On May 5, 2011, appellant, an inmate at Lake City Correctional Institution, received a disciplinary report for escape or attempted escape. On May 10, 2011, appellant was found guilty at a disciplinary hearing and sanctioned with the loss of gain-time. On May 17, 2011, appellant filed a formal grievance with the warden, claiming his disciplinary report should be set aside on various grounds. After his grievance was denied, appellant filed an appeal with appellee, claiming the response failed to address all of the grounds raised in his grievance. On July 14, 2011, appellee approved appellant’s grievance for further inquiry and referred the appeal back to the warden. On August 25, 2011, appellant filed another appeal with appel-lee, complaining he was still waiting for a response from the warden. On September 7, 2011, appellee denied appellant’s administrative appeal, concluding the response appellant received at the institutional level (a memo dated August 4, 2011) appropriately addressed appellant’s concerns. Ap-pellee attached a copy of the memo from T. Young, the Assistant Warden of Programs, denying appellant’s grievance after further review.

On October 18, 2011, appellant filed a petition for writ of mandamus challenging the disciplinary report on the grounds raised in his grievance. On January 17, 2012, appellee responded to the circuit court’s show cause order by asserting appellant’s mandamus petition should be dismissed because it was not filed within thirty days of appellant exhausting his administrative remedies as required by section 95.11(8).

On February 4, 2012, appellant filed a motion for leave to file an amended mandamus petition that reflected appellee had issued a new response on January 5, 2012, denying appellant’s amended grievance appeal, which was filed on December 15, 2011, and claimed that appellant was unaware of Young’s memo until ap-pellee denied his administrative appeal on September 7, 2011, depriving him of the opportunity to respond to the memo; that Young was not authorized to issue the memo in response to appellant’s grievance, which was directed to the warden personally; and that the memo did not refute the claims in appellant’s grievance.
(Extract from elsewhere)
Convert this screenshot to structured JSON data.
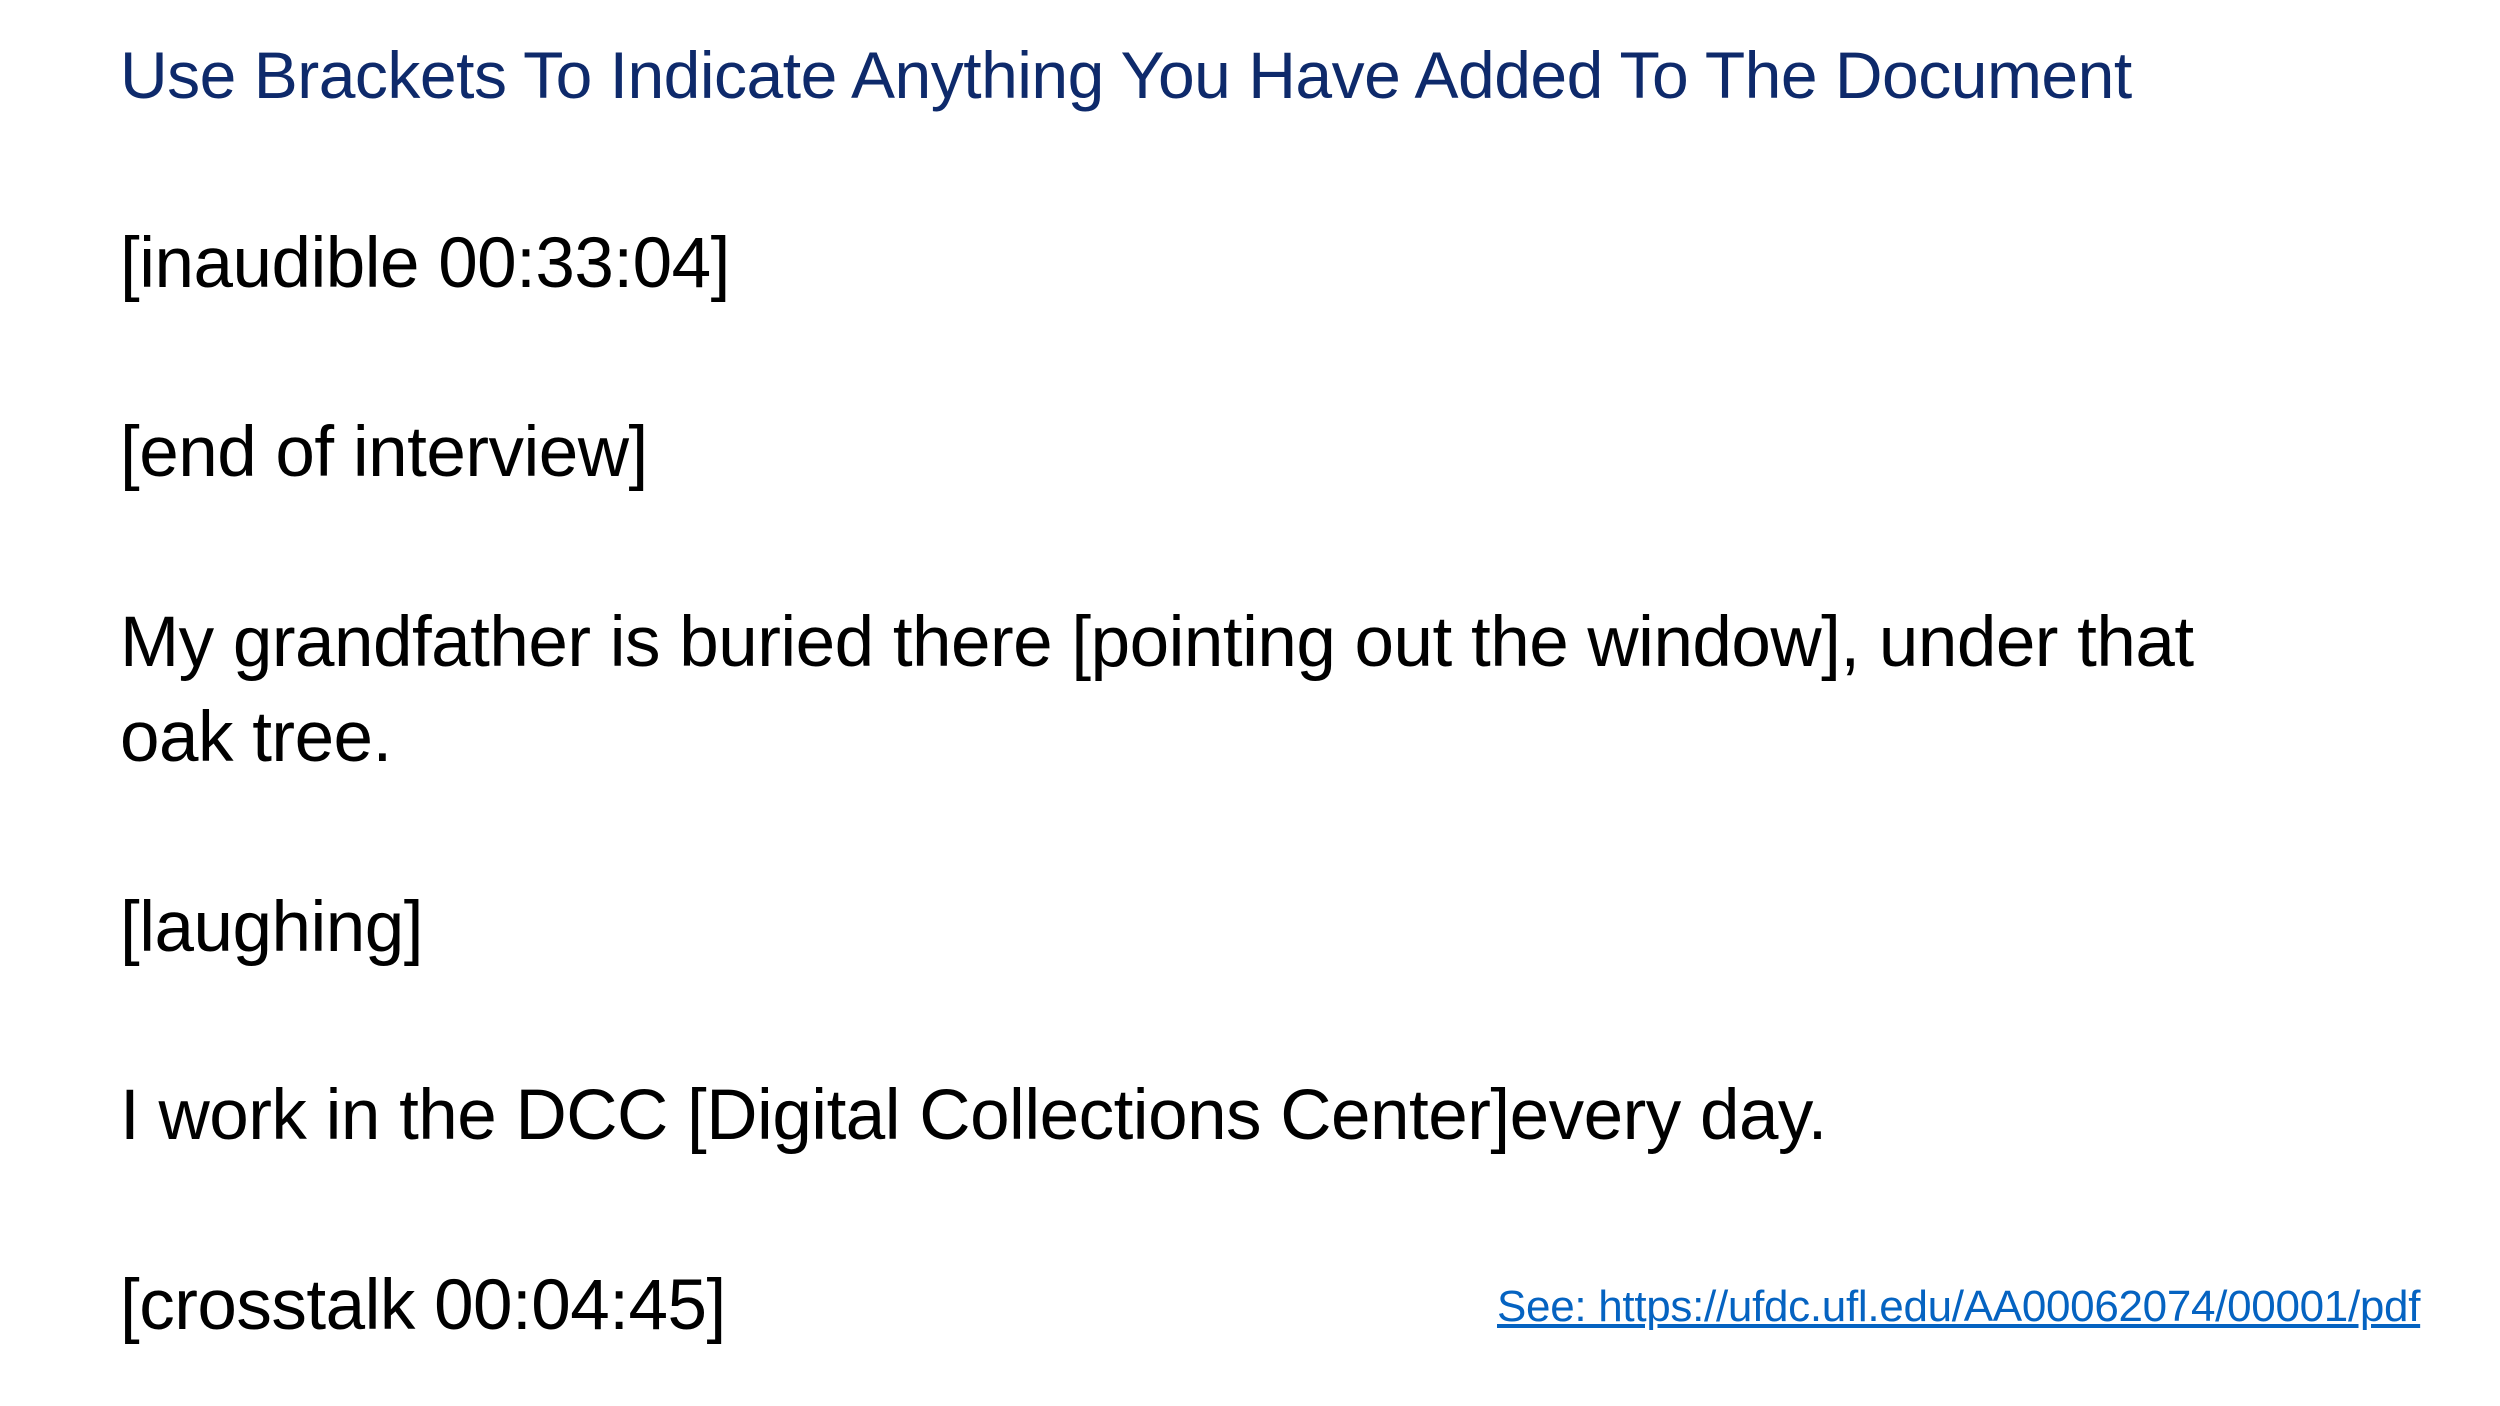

Appellant argued the trial court should allow him to file an amended timely mandamus petition because the thirty-day statute of limitations restarted after appellee accepted and responded to appellant’s amended grievance appeal. However, the trial court denied appellant’s motion for leave to amend and dismissed the mandamus petition as untimely. This appeal follows.
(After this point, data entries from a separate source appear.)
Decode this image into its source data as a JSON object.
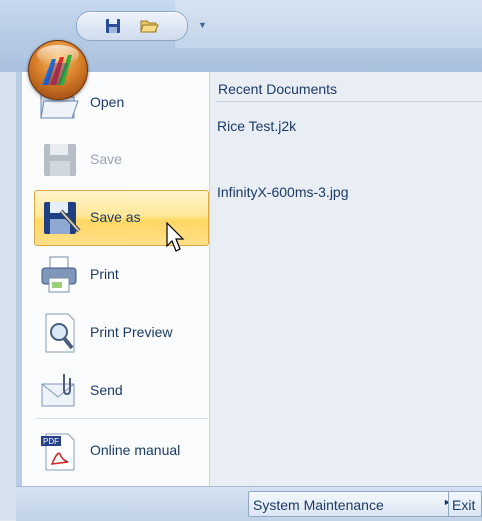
{
  "menu": {
    "items": [
      {
        "label": "Open",
        "icon": "folder-open-icon",
        "enabled": true
      },
      {
        "label": "Save",
        "icon": "floppy-disk-icon",
        "enabled": false
      },
      {
        "label": "Save as",
        "icon": "save-as-icon",
        "enabled": true,
        "highlighted": true
      },
      {
        "label": "Print",
        "icon": "printer-icon",
        "enabled": true
      },
      {
        "label": "Print Preview",
        "icon": "print-preview-icon",
        "enabled": true
      },
      {
        "label": "Send",
        "icon": "mail-send-icon",
        "enabled": true
      },
      {
        "label": "Online manual",
        "icon": "pdf-manual-icon",
        "enabled": true
      }
    ]
  },
  "recent": {
    "header": "Recent Documents",
    "items": [
      "Rice Test.j2k",
      "InfinityX-600ms-3.jpg"
    ]
  },
  "footer": {
    "system_maintenance": "System Maintenance",
    "exit": "Exit"
  },
  "colors": {
    "accent_highlight": "#ffd764",
    "text": "#1b3a65",
    "orb": "#d9802a"
  }
}
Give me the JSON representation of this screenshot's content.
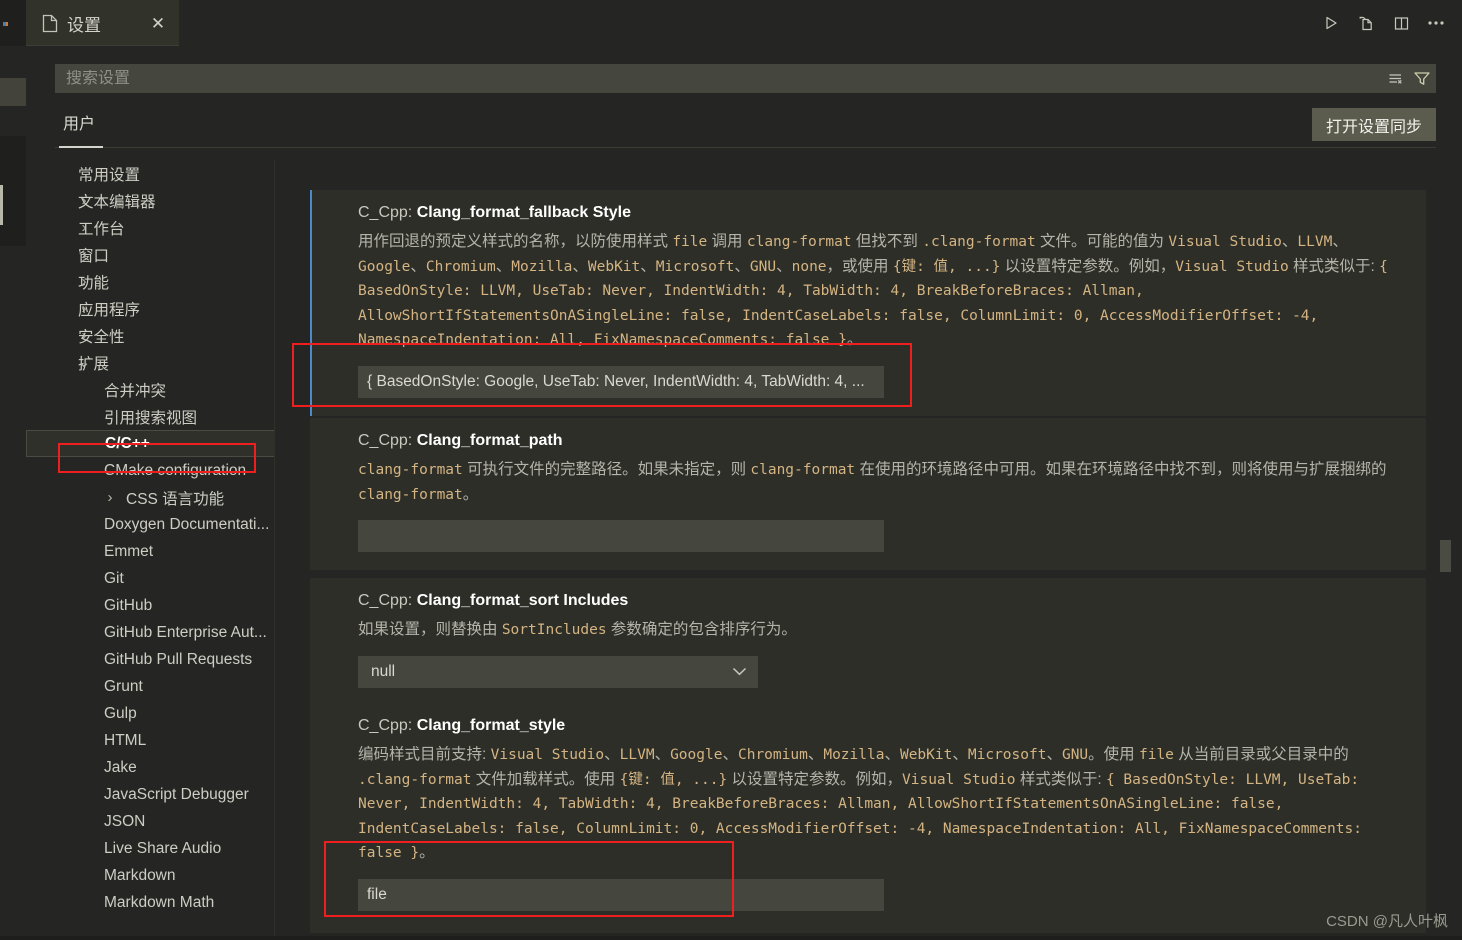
{
  "window": {
    "tab": {
      "title": "设置",
      "icon": "file-icon",
      "close_icon": "close-icon"
    },
    "actions": [
      {
        "name": "run-icon",
        "label": "运行"
      },
      {
        "name": "open-to-side-icon",
        "label": "在侧边打开"
      },
      {
        "name": "split-editor-icon",
        "label": "拆分编辑器"
      },
      {
        "name": "more-actions-icon",
        "label": "..."
      }
    ]
  },
  "search": {
    "placeholder": "搜索设置",
    "value": "",
    "clear_icon": "clear-search-icon",
    "filter_icon": "filter-icon"
  },
  "scope": {
    "tab_label": "用户",
    "sync_button": "打开设置同步"
  },
  "tree": {
    "items": [
      {
        "label": "常用设置",
        "level": 0,
        "twisty": ""
      },
      {
        "label": "文本编辑器",
        "level": 0,
        "twisty": "collapsed"
      },
      {
        "label": "工作台",
        "level": 0,
        "twisty": "collapsed"
      },
      {
        "label": "窗口",
        "level": 0,
        "twisty": "collapsed"
      },
      {
        "label": "功能",
        "level": 0,
        "twisty": "collapsed"
      },
      {
        "label": "应用程序",
        "level": 0,
        "twisty": "collapsed"
      },
      {
        "label": "安全性",
        "level": 0,
        "twisty": "collapsed"
      },
      {
        "label": "扩展",
        "level": 0,
        "twisty": "expanded"
      },
      {
        "label": "合并冲突",
        "level": 1,
        "twisty": ""
      },
      {
        "label": "引用搜索视图",
        "level": 1,
        "twisty": ""
      },
      {
        "label": "C/C++",
        "level": 1,
        "twisty": "",
        "selected": true
      },
      {
        "label": "CMake configuration",
        "level": 1,
        "twisty": ""
      },
      {
        "label": "CSS 语言功能",
        "level": 1,
        "twisty": "collapsed"
      },
      {
        "label": "Doxygen Documentati...",
        "level": 1,
        "twisty": ""
      },
      {
        "label": "Emmet",
        "level": 1,
        "twisty": ""
      },
      {
        "label": "Git",
        "level": 1,
        "twisty": ""
      },
      {
        "label": "GitHub",
        "level": 1,
        "twisty": ""
      },
      {
        "label": "GitHub Enterprise Aut...",
        "level": 1,
        "twisty": ""
      },
      {
        "label": "GitHub Pull Requests",
        "level": 1,
        "twisty": ""
      },
      {
        "label": "Grunt",
        "level": 1,
        "twisty": ""
      },
      {
        "label": "Gulp",
        "level": 1,
        "twisty": ""
      },
      {
        "label": "HTML",
        "level": 1,
        "twisty": ""
      },
      {
        "label": "Jake",
        "level": 1,
        "twisty": ""
      },
      {
        "label": "JavaScript Debugger",
        "level": 1,
        "twisty": ""
      },
      {
        "label": "JSON",
        "level": 1,
        "twisty": ""
      },
      {
        "label": "Live Share Audio",
        "level": 1,
        "twisty": ""
      },
      {
        "label": "Markdown",
        "level": 1,
        "twisty": ""
      },
      {
        "label": "Markdown Math",
        "level": 1,
        "twisty": ""
      }
    ]
  },
  "settings": [
    {
      "prefix": "C_Cpp: ",
      "name": "Clang_format_fallback Style",
      "desc_html": "用作回退的预定义样式的名称，以防使用样式 <span class=\"code\">file</span> 调用 <span class=\"code\">clang-format</span> 但找不到 <span class=\"code\">.clang-format</span> 文件。可能的值为 <span class=\"code\">Visual Studio</span>、<span class=\"code\">LLVM</span>、<span class=\"code\">Google</span>、<span class=\"code\">Chromium</span>、<span class=\"code\">Mozilla</span>、<span class=\"code\">WebKit</span>、<span class=\"code\">Microsoft</span>、<span class=\"code\">GNU</span>、<span class=\"code\">none</span>，或使用 <span class=\"code\">{键: 值, ...}</span> 以设置特定参数。例如，<span class=\"code\">Visual Studio</span> 样式类似于: <span class=\"code\">{ BasedOnStyle: LLVM, UseTab: Never, IndentWidth: 4, TabWidth: 4, BreakBeforeBraces: Allman, AllowShortIfStatementsOnASingleLine: false, IndentCaseLabels: false, ColumnLimit: 0, AccessModifierOffset: -4, NamespaceIndentation: All, FixNamespaceComments: false }</span>。",
      "control": "text",
      "value": "{ BasedOnStyle: Google, UseTab: Never, IndentWidth: 4, TabWidth: 4, ...",
      "modified": true
    },
    {
      "prefix": "C_Cpp: ",
      "name": "Clang_format_path",
      "desc_html": "<span class=\"code\">clang-format</span> 可执行文件的完整路径。如果未指定，则 <span class=\"code\">clang-format</span> 在使用的环境路径中可用。如果在环境路径中找不到，则将使用与扩展捆绑的 <span class=\"code\">clang-format</span>。",
      "control": "text",
      "value": "",
      "modified": false
    },
    {
      "prefix": "C_Cpp: ",
      "name": "Clang_format_sort Includes",
      "desc_html": "如果设置，则替换由 <span class=\"code\">SortIncludes</span> 参数确定的包含排序行为。",
      "control": "select",
      "value": "null",
      "options": [
        "null",
        "true",
        "false"
      ],
      "modified": false
    },
    {
      "prefix": "C_Cpp: ",
      "name": "Clang_format_style",
      "desc_html": "编码样式目前支持: <span class=\"code\">Visual Studio</span>、<span class=\"code\">LLVM</span>、<span class=\"code\">Google</span>、<span class=\"code\">Chromium</span>、<span class=\"code\">Mozilla</span>、<span class=\"code\">WebKit</span>、<span class=\"code\">Microsoft</span>、<span class=\"code\">GNU</span>。使用 <span class=\"code\">file</span> 从当前目录或父目录中的 <span class=\"code\">.clang-format</span> 文件加载样式。使用 <span class=\"code\">{键: 值, ...}</span> 以设置特定参数。例如，<span class=\"code\">Visual Studio</span> 样式类似于: <span class=\"code\">{ BasedOnStyle: LLVM, UseTab: Never, IndentWidth: 4, TabWidth: 4, BreakBeforeBraces: Allman, AllowShortIfStatementsOnASingleLine: false, IndentCaseLabels: false, ColumnLimit: 0, AccessModifierOffset: -4, NamespaceIndentation: All, FixNamespaceComments: false }</span>。",
      "control": "text",
      "value": "file",
      "modified": false
    }
  ],
  "annotations": {
    "accent_color": "#f01f1f",
    "boxes": [
      "tree-selected-c-cpp",
      "fallback-style-value",
      "clang-format-style-value"
    ]
  },
  "watermark": "CSDN @凡人叶枫"
}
Appellant’s mandamus petition invoking an appellate remedy in the circuit court is governed by the Florida Rules of Appellate Procedure that “include a broad amendment provision stating that ‘[a]t any time in the interest of justice, the court may permit any part of the proceeding to be amended so that it may be disposed of on the merits.’ ” Lovette v. McNeil, 8 So.3d 411, 412 (Fla. 1st DCA 2009) (quoting Fla. R.App. P. 9.040(d)). The fact appellee may have responded to appellant’s mandamus petition before appellant sought leave to amend does not render amendment of appellant’s petition improper. Id. at 412-13. Thus, we believe the lower court should have allowed appellant to file an amended mandamus petition so that it could be disposed of on the merits.

Appellee’s rules allow an inmate to file an amendment to a previously filed grievance or appeal. Fla. Admin. Code R. 33-103.006(2)(i) & 33-103.007(5)(e). By allowing appellant to file an amended grievance appeal, appellee apparently was concerned appellant had not received Young’s memo before appellee denied his grievance appeal on September 7, 2011, thus depriving appellant of the opportunity to respond to the memo. Once appellee responded to appellant’s amended grievance appeal on the merits, appellant had thirty days under section 95.11(8) to seek mandamus relief in the circuit court. We conclude the court abused its discretion in not allowing appellant to timely seek such relief by filing an amended petition. Accordingly, we reverse and remand with directions that the court allow appellant to file an amended timely mandamus petition.

REVERSED and REMANDED with directions.

VAN NORTWICK, LEWIS, and SWANSON, JJ., concur.